The result is that it’s hardly profitable for alternative manufacturers to produce older versions of insulin.
“Older insulins have been successively replaced with newer, incrementally improved products covered by numerous additional patents,” states a 2017 Lancet paper on insulin price increases.
What’s more, navigating the patent laws is difficult and potentially dangerous for competing companies, as David Gaugh, senior vice president of sciences and regulatory affairs for the Association for Accessible Medicines, told STAT.
“There’s all types of patents that are involved,” Gaugh said. “Whether it be process patents, manufacturing patents, device patents É packaging patents, labeling patents and trademarks, all those are different methods used to prevent [competition].”

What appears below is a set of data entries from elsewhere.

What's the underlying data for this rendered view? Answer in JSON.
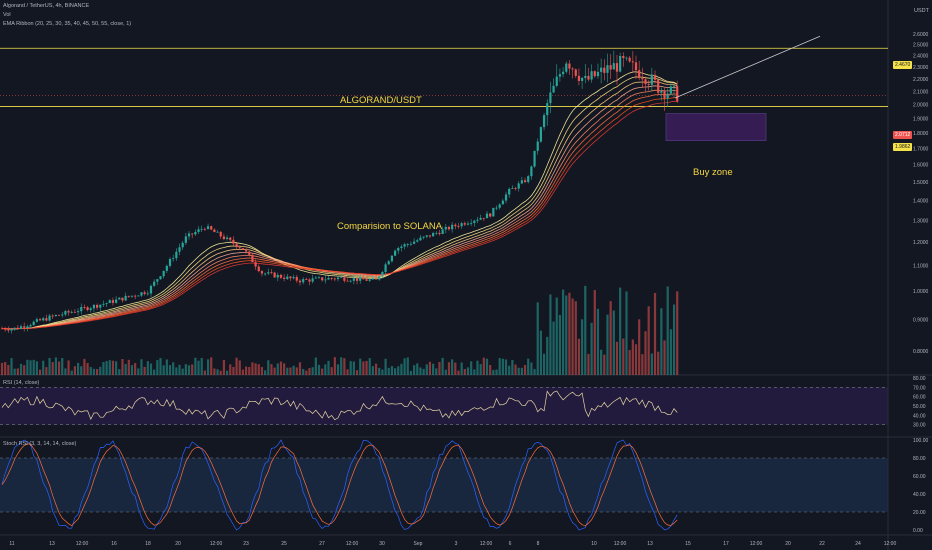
{
  "header": {
    "symbol_line": "Algorand / TetherUS, 4h, BINANCE",
    "vol_label": "Vol",
    "ema_label": "EMA Ribbon (20, 25, 30, 35, 40, 45, 50, 55, close, 1)",
    "quote_currency": "USDT"
  },
  "annotations": {
    "title": "ALGORAND/USDT",
    "comparison": "Comparision to SOLANA",
    "buy_zone": "Buy zone"
  },
  "price_tags": {
    "resistance": "2.4670",
    "current": "2.0712",
    "support": "1.9862"
  },
  "panes": {
    "rsi_label": "RSI (14, close)",
    "stoch_label": "Stoch RSI (3, 3, 14, 14, close)"
  },
  "colors": {
    "background": "#131722",
    "up": "#26a69a",
    "down": "#ef5350",
    "level_line": "#f5e14a",
    "rsi_line": "#e6d7a4",
    "rsi_band": "#2a1e4a",
    "stoch_k": "#2962ff",
    "stoch_d": "#ff6d3a",
    "stoch_band": "#1b2f4a",
    "buy_zone_fill": "#3b1f5c"
  },
  "chart_data": {
    "type": "candlestick",
    "x_ticks": [
      "11",
      "13",
      "12:00",
      "16",
      "18",
      "20",
      "12:00",
      "23",
      "25",
      "27",
      "12:00",
      "30",
      "Sep",
      "3",
      "12:00",
      "6",
      "8",
      "10",
      "12:00",
      "13",
      "15",
      "17",
      "12:00",
      "20",
      "22",
      "24",
      "12:00"
    ],
    "y_ticks": [
      "2.6000",
      "2.5000",
      "2.4000",
      "2.3000",
      "2.2000",
      "2.1000",
      "2.0000",
      "1.9000",
      "1.8000",
      "1.7000",
      "1.6000",
      "1.5000",
      "1.4000",
      "1.3000",
      "1.2000",
      "1.1000",
      "1.0000",
      "0.9000",
      "0.8000"
    ],
    "y_range": [
      0.74,
      2.69
    ],
    "y_scale": "log",
    "levels": [
      2.467,
      1.986
    ],
    "current_price": 2.0712,
    "buy_zone": {
      "y_range": [
        1.75,
        1.935
      ]
    },
    "trendline": "rising from about 2.05 near Sep 15 to about 2.58 near Sep 22",
    "price_anchors": [
      {
        "x": "Aug 11",
        "price": 0.87
      },
      {
        "x": "Aug 13",
        "price": 0.91
      },
      {
        "x": "Aug 16",
        "price": 0.96
      },
      {
        "x": "Aug 18",
        "price": 1.0
      },
      {
        "x": "Aug 19",
        "price": 1.1
      },
      {
        "x": "Aug 20",
        "price": 1.22
      },
      {
        "x": "Aug 21",
        "price": 1.27
      },
      {
        "x": "Aug 23",
        "price": 1.17
      },
      {
        "x": "Aug 24",
        "price": 1.07
      },
      {
        "x": "Aug 26",
        "price": 1.04
      },
      {
        "x": "Aug 28",
        "price": 1.05
      },
      {
        "x": "Aug 30",
        "price": 1.04
      },
      {
        "x": "Aug 31",
        "price": 1.17
      },
      {
        "x": "Sep 3",
        "price": 1.27
      },
      {
        "x": "Sep 5",
        "price": 1.33
      },
      {
        "x": "Sep 6",
        "price": 1.45
      },
      {
        "x": "Sep 7",
        "price": 1.52
      },
      {
        "x": "Sep 8",
        "price": 2.0
      },
      {
        "x": "Sep 9",
        "price": 2.37
      },
      {
        "x": "Sep 10",
        "price": 2.18
      },
      {
        "x": "Sep 11",
        "price": 2.27
      },
      {
        "x": "Sep 12",
        "price": 2.34
      },
      {
        "x": "Sep 13",
        "price": 2.25
      },
      {
        "x": "Sep 14",
        "price": 2.12
      },
      {
        "x": "Sep 15",
        "price": 2.07
      }
    ],
    "rsi_levels": [
      80,
      70,
      60,
      50,
      40,
      30
    ],
    "rsi_bands": [
      70,
      30
    ],
    "stoch_levels": [
      100,
      80,
      60,
      40,
      20,
      0
    ],
    "stoch_bands": [
      80,
      20
    ],
    "grid": false
  }
}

Patents aren’t the only factor preventing a generic insulin from entering the market. In fact, a true generic — or even biosimilar — insulin is impossible to create, according to U.S. law. That’s because generic drugs are derived from chemical-based medications, whereas insulin is a biologic-based drug. As such, any “generic” insulin is more complicated to manufacture and more difficult to get approved by the Food and Drug Administration.
More affordable insulin
In 2018, the American Diabetes Association recommended several steps U.S. lawmakers can take to make insulin more affordable:
- Streamlining the biosimilar process
- Increasing pricing transparency throughout the insulin supply chain
- Lowering or removing patient cost-sharing for insulin
- Increasing access to healthcare coverage
Earlier this year, members of Congress pressured the “big three” insulin makers, along with pharmacy benefit managers, to start lowering the costs of insulin. In November, the World Health Organization announced it would begin testing and approving generic versions of insulin, a process designed to make it easier for United Nations agencies and organizations like Doctors Without Borders to bring the drug to developing countries where it’s in short supply.
“Four hundred million people are living with diabetes, the amount of insulin available is too low and the price is too high, so we really need to do something,” Emer Cooke, the W.H.O.’s head of regulation of medicines and health technologies, said.
The director of the Affordable Insulin Now campaign, Rosemary Enobakhare, said in November that the W.H.O. move is “a good first step toward affordable insulin for all around the world,” but that it wouldn’t help diabetes patients in the U.S. To make a difference in the U.S., she said, would require “Congress to grant Medicare the power to negotiate drug prices” instead of leaving it up to insulin makers.